?Attorneys have noticed a growing trend of employees suing their employers over late wages under New York labor law.
A New York State appellate court decision clarified that manual workers can sue companies over late wages, even if the wages have been fully paid.
Manual workers must be paid on a weekly basis, not biweekly. The key element is knowing who should be considered a manual worker, not an administrative employee.
“There are shades of gray,” said Alex Granovsky, a lawyer with Granovsky & Sundaresh in New York City. “If you want to be the safest, err on the side of being conservative,” meaning lean toward classifying people as manual laborers.
“Compared to the liability, it seems like a small price to pay,” he added. “The exposure is high, and it’s a funky little law that a lot of business owners don’t know about. … It’s an area where the liability and the standards against an employer are pretty strict.”
Employers that violate the pay frequency law must pay the full amount of delayed wages, plus attorney fees and interest. Paying liquidated damages (an estimate of losses to the plaintiff) is mandatory even if the manual workers were paid in full the following week, explained Kathryn Barcroft, a lawyer with Bleakley Platt & Schmidt in White Plains, N.Y.
“The extent of liability in actions brought by employees is unsettled and is being actively litigated,” said Stephanie Schuster, an attorney with Morgan Lewis in Washington, D.C.
Private-sector employers are covered under this rule, but federal, state and local government employers are not. Charter schools, private schools and not-for-profit corporations are subject to the rule.
“Certain large employers may apply to the New York State Department of Labor for an exemption” to the rule, Schuster said. To be eligible for the exemption, an employer must have an average of 1,000 or more employees in New York during the last three years, or an average of 1,000 or more employees in New York during the last year and an average of 3,000 or more employees outside New York during the last three years.

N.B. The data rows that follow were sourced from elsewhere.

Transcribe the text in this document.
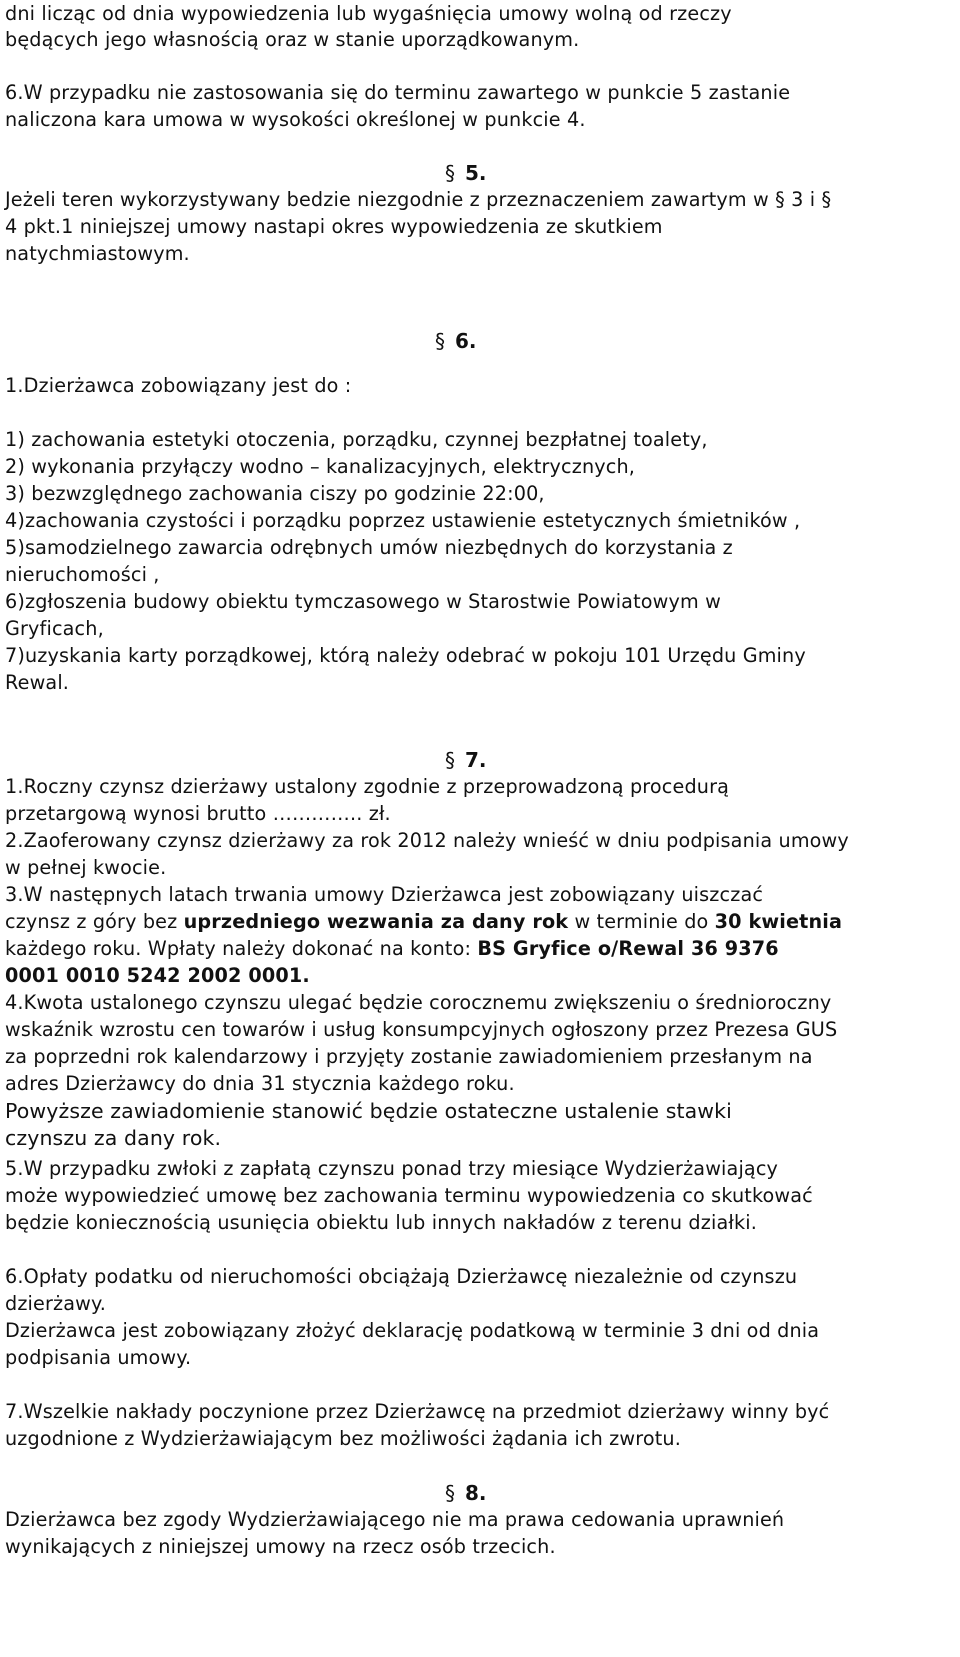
dni licząc od dnia wypowiedzenia lub wygaśnięcia umowy wolną od rzeczy
będących jego własnością oraz w stanie uporządkowanym.
6.W przypadku nie zastosowania się do terminu zawartego w punkcie 5 zastanie
naliczona kara umowa w wysokości określonej w punkcie 4.
§ 5.
Jeżeli teren wykorzystywany bedzie niezgodnie z przeznaczeniem zawartym w § 3 i §
4 pkt.1 niniejszej umowy nastapi okres wypowiedzenia ze skutkiem
natychmiastowym.
§ 6.
1.Dzierżawca zobowiązany jest do :
1) zachowania estetyki otoczenia, porządku, czynnej bezpłatnej toalety,
2) wykonania przyłączy wodno – kanalizacyjnych, elektrycznych,
3) bezwzględnego zachowania ciszy po godzinie 22:00,
4)zachowania czystości i porządku poprzez ustawienie estetycznych śmietników ,
5)samodzielnego zawarcia odrębnych umów niezbędnych do korzystania z
nieruchomości ,
6)zgłoszenia budowy obiektu tymczasowego w Starostwie Powiatowym w
Gryficach,
7)uzyskania karty porządkowej, którą należy odebrać w pokoju 101 Urzędu Gminy
Rewal.
§ 7.
1.Roczny czynsz dzierżawy ustalony zgodnie z przeprowadzoną procedurą
przetargową wynosi brutto ………….. zł.
2.Zaoferowany czynsz dzierżawy za rok 2012 należy wnieść w dniu podpisania umowy
w pełnej kwocie.
3.W następnych latach trwania umowy Dzierżawca jest zobowiązany uiszczać
czynsz z góry bez uprzedniego wezwania za dany rok w terminie do 30 kwietnia
każdego roku. Wpłaty należy dokonać na konto: BS Gryfice o/Rewal 36 9376
0001 0010 5242 2002 0001.
4.Kwota ustalonego czynszu ulegać będzie corocznemu zwiększeniu o średnioroczny
wskaźnik wzrostu cen towarów i usług konsumpcyjnych ogłoszony przez Prezesa GUS
za poprzedni rok kalendarzowy i przyjęty zostanie zawiadomieniem przesłanym na
adres Dzierżawcy do dnia 31 stycznia każdego roku.
Powyższe zawiadomienie stanowić będzie ostateczne ustalenie stawki
czynszu za dany rok.
5.W przypadku zwłoki z zapłatą czynszu ponad trzy miesiące Wydzierżawiający
może wypowiedzieć umowę bez zachowania terminu wypowiedzenia co skutkować
będzie koniecznością usunięcia obiektu lub innych nakładów z terenu działki.
6.Opłaty podatku od nieruchomości obciążają Dzierżawcę niezależnie od czynszu
dzierżawy.
Dzierżawca jest zobowiązany złożyć deklarację podatkową w terminie 3 dni od dnia
podpisania umowy.
7.Wszelkie nakłady poczynione przez Dzierżawcę na przedmiot dzierżawy winny być
uzgodnione z Wydzierżawiającym bez możliwości żądania ich zwrotu.
§ 8.
Dzierżawca bez zgody Wydzierżawiającego nie ma prawa cedowania uprawnień
wynikających z niniejszej umowy na rzecz osób trzecich.
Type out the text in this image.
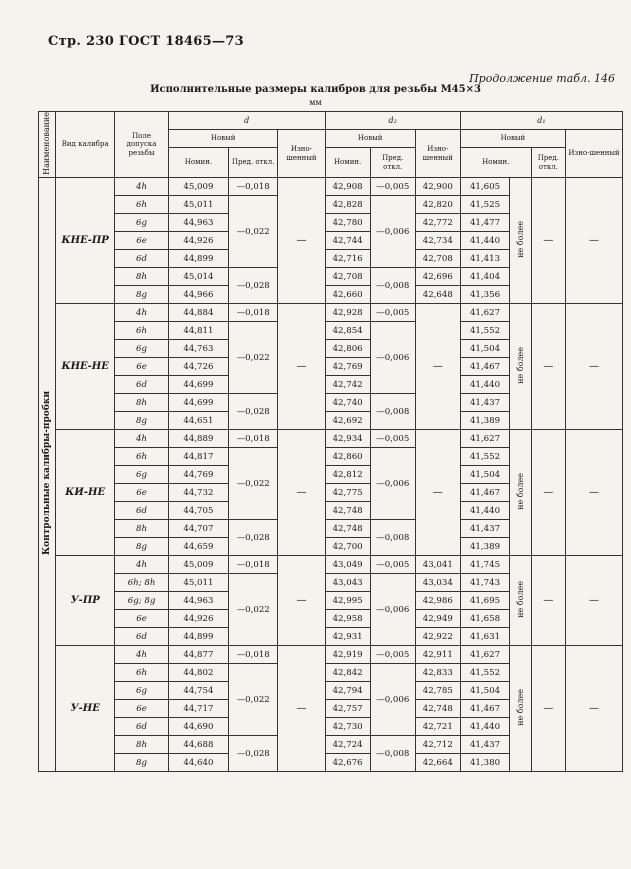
Стр. 230 ГОСТ 18465—73
Продолжение табл. 146
Исполнительные размеры калибров для резьбы М45×3
мм
Наименование	Вид калибра	Поле допуска резьбы	d			d₂			d₁			
			Новый		Изно-шенный	Новый		Изно-шенный	Новый			Изно-шенный
			Номин.	Пред. откл.		Номин.	Пред. откл.		Номин.		Пред. откл.	
Контрольные калибры-пробки	КНЕ-ПР	4h	45,009	—0,018	—	42,908	—0,005	42,900	41,605	не более	—	—
		6h	45,011	—0,022		42,828	—0,006	42,820	41,525			
		6g	44,963			42,780		42,772	41,477			
		6e	44,926			42,744		42,734	41,440			
		6d	44,899			42,716		42,708	41,413			
		8h	45,014	—0,028		42,708	—0,008	42,696	41,404			
		8g	44,966			42,660		42,648	41,356			
	КНЕ-НЕ	4h	44,884	—0,018	—	42,928	—0,005	—	41,627	не более	—	—
		6h	44,811	—0,022		42,854	—0,006		41,552			
		6g	44,763			42,806			41,504			
		6e	44,726			42,769			41,467			
		6d	44,699			42,742			41,440			
		8h	44,699	—0,028		42,740	—0,008		41,437			
		8g	44,651			42,692			41,389			
	КИ-НЕ	4h	44,889	—0,018	—	42,934	—0,005	—	41,627	не более	—	—
		6h	44,817	—0,022		42,860	—0,006		41,552			
		6g	44,769			42,812			41,504			
		6e	44,732			42,775			41,467			
		6d	44,705			42,748			41,440			
		8h	44,707	—0,028		42,748	—0,008		41,437			
		8g	44,659			42,700			41,389			
	У-ПР	4h	45,009	—0,018	—	43,049	—0,005	43,041	41,745	не более	—	—
		6h; 8h	45,011	—0,022		43,043	—0,006	43,034	41,743			
		6g; 8g	44,963			42,995		42,986	41,695			
		6e	44,926			42,958		42,949	41,658			
		6d	44,899			42,931		42,922	41,631			
	У-НЕ	4h	44,877	—0,018	—	42,919	—0,005	42,911	41,627	не более	—	—
		6h	44,802	—0,022		42,842	—0,006	42,833	41,552			
		6g	44,754			42,794		42,785	41,504			
		6e	44,717			42,757		42,748	41,467			
		6d	44,690			42,730		42,721	41,440			
		8h	44,688	—0,028		42,724	—0,008	42,712	41,437			
		8g	44,640			42,676		42,664	41,380			
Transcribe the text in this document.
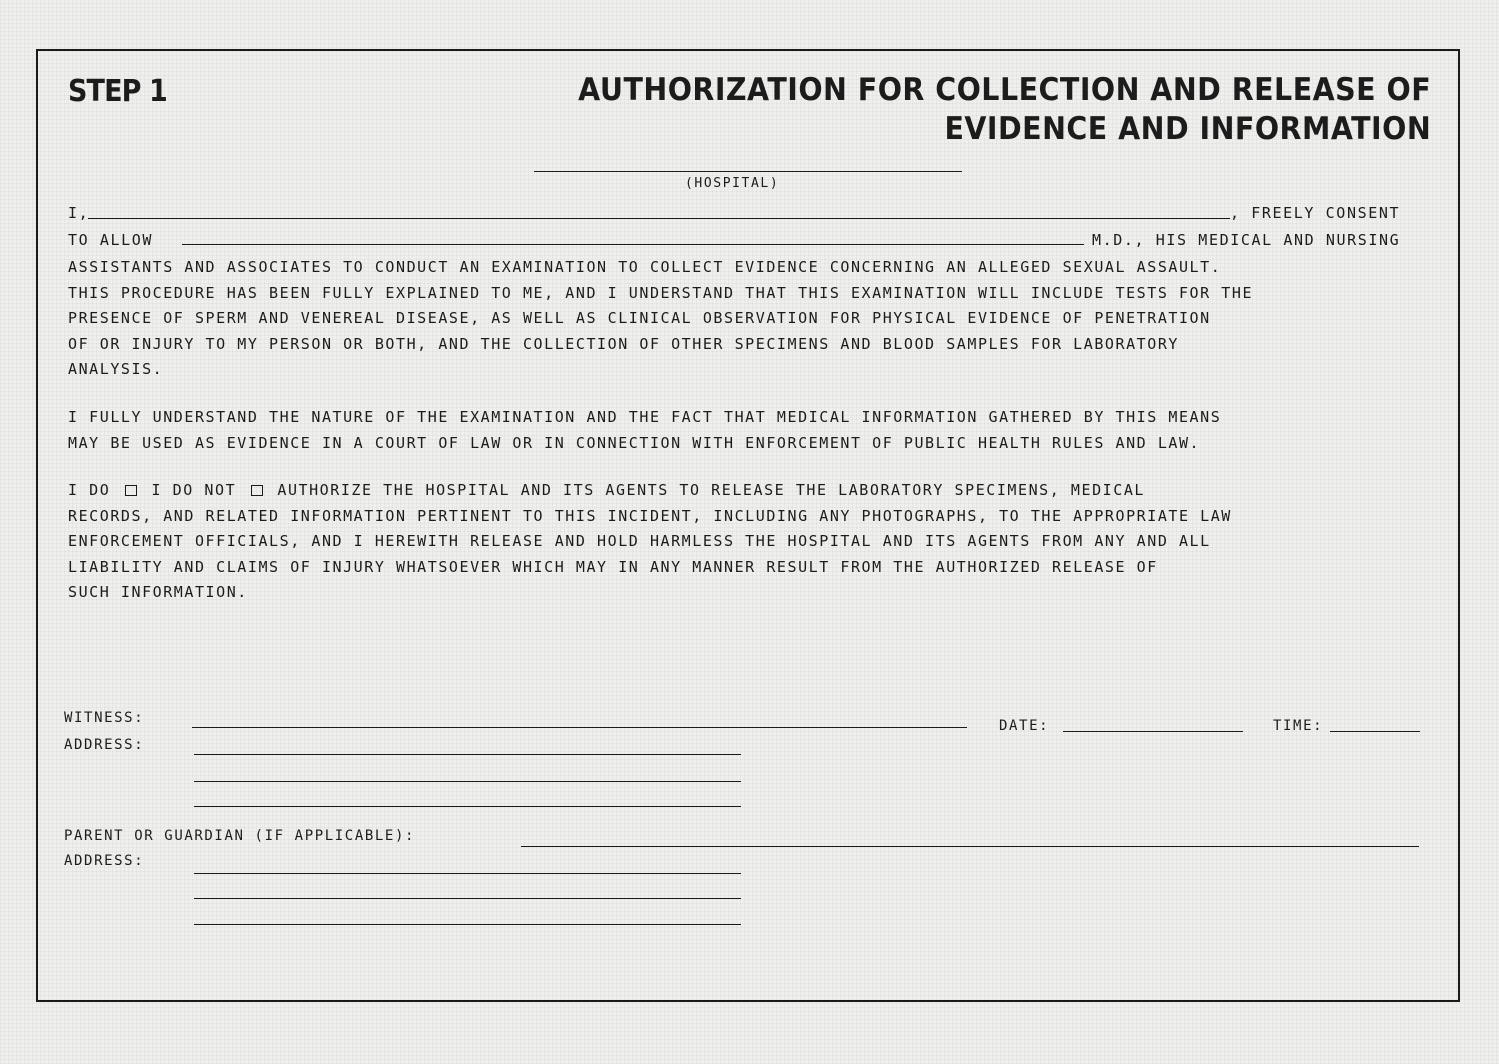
STEP 1	AUTHORIZATION FOR COLLECTION AND RELEASE OF
EVIDENCE AND INFORMATION

(HOSPITAL)

I,	, FREELY CONSENT

TO ALLOW	M.D., HIS MEDICAL AND NURSING

ASSISTANTS AND ASSOCIATES TO CONDUCT AN EXAMINATION TO COLLECT EVIDENCE CONCERNING AN ALLEGED SEXUAL ASSAULT.
THIS PROCEDURE HAS BEEN FULLY EXPLAINED TO ME, AND I UNDERSTAND THAT THIS EXAMINATION WILL INCLUDE TESTS FOR THE
PRESENCE OF SPERM AND VENEREAL DISEASE, AS WELL AS CLINICAL OBSERVATION FOR PHYSICAL EVIDENCE OF PENETRATION
OF OR INJURY TO MY PERSON OR BOTH, AND THE COLLECTION OF OTHER SPECIMENS AND BLOOD SAMPLES FOR LABORATORY
ANALYSIS.
I FULLY UNDERSTAND THE NATURE OF THE EXAMINATION AND THE FACT THAT MEDICAL INFORMATION GATHERED BY THIS MEANS
MAY BE USED AS EVIDENCE IN A COURT OF LAW OR IN CONNECTION WITH ENFORCEMENT OF PUBLIC HEALTH RULES AND LAW.
I DO	I DO NOT	AUTHORIZE THE HOSPITAL AND ITS AGENTS TO RELEASE THE LABORATORY SPECIMENS, MEDICAL
RECORDS, AND RELATED INFORMATION PERTINENT TO THIS INCIDENT, INCLUDING ANY PHOTOGRAPHS, TO THE APPROPRIATE LAW
ENFORCEMENT OFFICIALS, AND I HEREWITH RELEASE AND HOLD HARMLESS THE HOSPITAL AND ITS AGENTS FROM ANY AND ALL
LIABILITY AND CLAIMS OF INJURY WHATSOEVER WHICH MAY IN ANY MANNER RESULT FROM THE AUTHORIZED RELEASE OF
SUCH INFORMATION.

WITNESS:	DATE:	TIME:

ADDRESS:

PARENT OR GUARDIAN (IF APPLICABLE):

ADDRESS:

Business groups recently filed an amicus brief in the case, arguing that the liquidated damages are excessive and wrong.
Defining Manual Worker
To correctly determine whether your employees are manual laborers, you need to recognize what their daily tasks are, not rely on what the written job description or job title implies.
The state defines a manual worker as a mechanic, workingman or laborer who spends more than 25 percent of working time engaged in physical labor. “Common tasks classified as physical labor include heavy lifting, stocking shelves, unpacking boxes and bagging purchases, cleaning, and standing and walking for long periods of time,” Barcroft explained.
The pay frequency rule does not apply to individuals working in an executive, administrative or professional capacity and earning more than $900 a week.
“In order to qualify as a bona fide administrative employee, the employee’s primary duty must consist of the performance of office or nonmanual fieldwork, directly related to management policies or general operations, and the employee must customarily and regularly exercise discretion and independent judgment,” Barcroft said.
Sometimes workloads change and tasks are reassigned as needed, so keeping up-to-date on what individuals are actually doing is important. Payroll procedures may need to be adjusted when someone starts handling more manual tasks.
“It’s the real work on the ground that matters. If that person spends their day sweeping floors, that person is a manual worker,” Granovsky agreed. “It’s a matter of being very realistic about what your employees are actually doing, not what the job description or title is.”
In some cases, an employee considered exempt for overtime purposes could still qualify as a manual laborer under the pay frequency law.
“Courts and the New York Department of Labor are likely to continue to interpret the definition of manual worker broadly in view of Department of Labor opinion letters regarding this subject matter,” Barcroft noted.